Murine macrophage-derived tumor necrosis factor alpha (TNF-α) gene expression has been shown to be dramatically induced by bacterial lipopolysaccharide, and to be dependent upon nuclear factor-κB (NF-κB) binding sites in its promoter for the lipopolysaccharide induction. Murine J774.1 macrophage cells were found to predominately express the adenosine A 3 receptor RNA relative to adenosine A 1 receptor or adenosine A 2 receptor RNA. Adenosine receptor agonists, in a dose-dependent manner characteristic of the adenosine A 3 receptor, blocked the endotoxin induction of the TNF-α gene and TNF-α protein expression in the J774.1 macrophage cell line.
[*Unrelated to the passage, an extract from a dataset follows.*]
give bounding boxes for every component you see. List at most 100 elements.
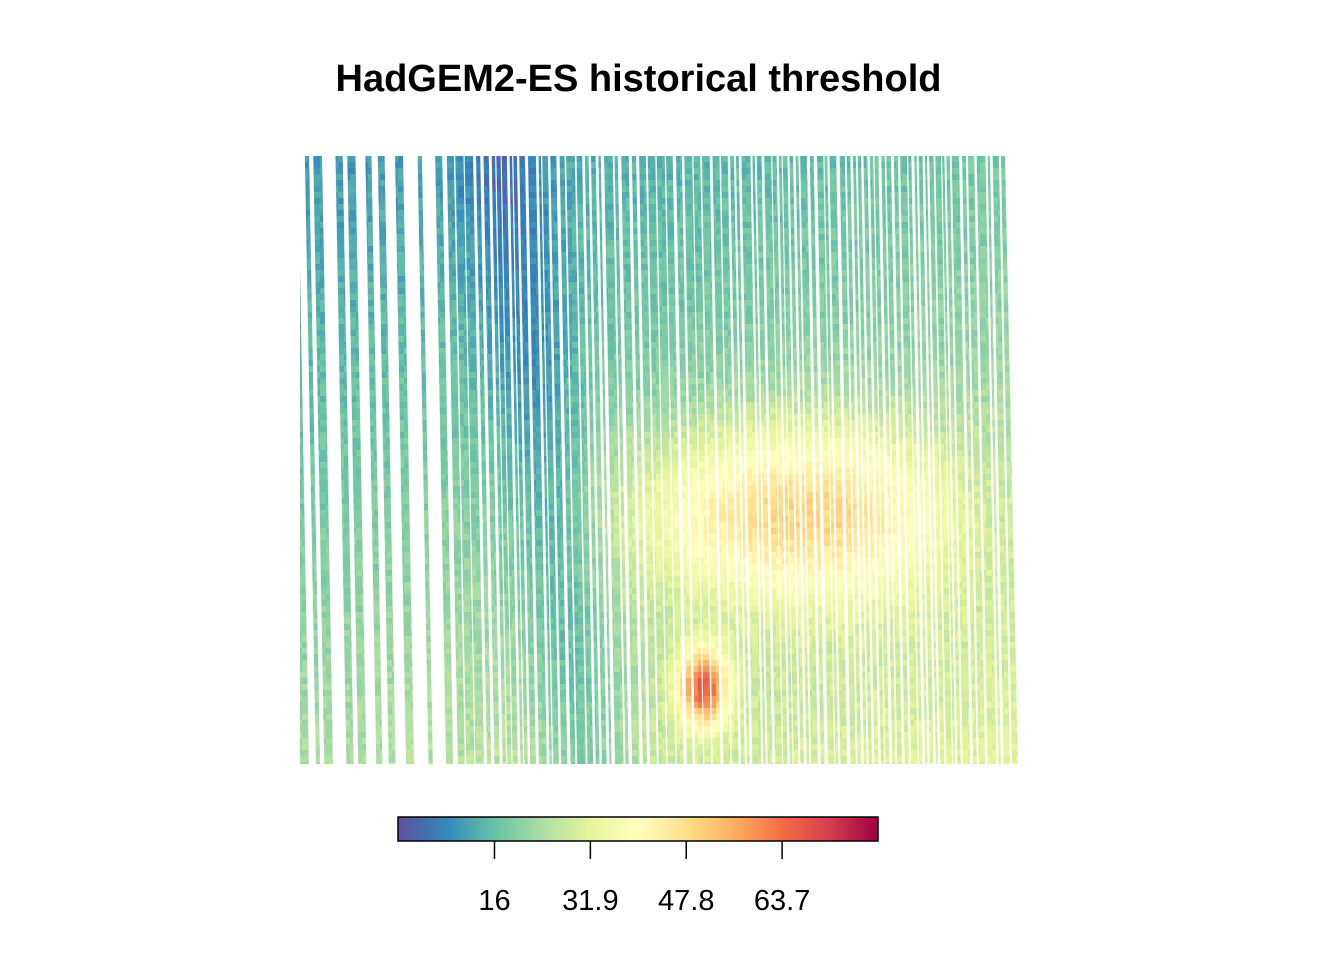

The adenosine A 3 receptor antagonist BW-1433 dose-dependently reversed this adenosine inhibitory effect on TNF-α gene expression. Thus, the binding of adenosine receptor agonists to the adenosine A 3 receptor interrupts the endotoxin CD14 receptor signal transduction pathway and blocks induction of cytokine TNF-α, revealing a novel cross-talk between the murine adenosine A 3 receptor and the endotoxin CD14 receptor in J774.1 macrophages.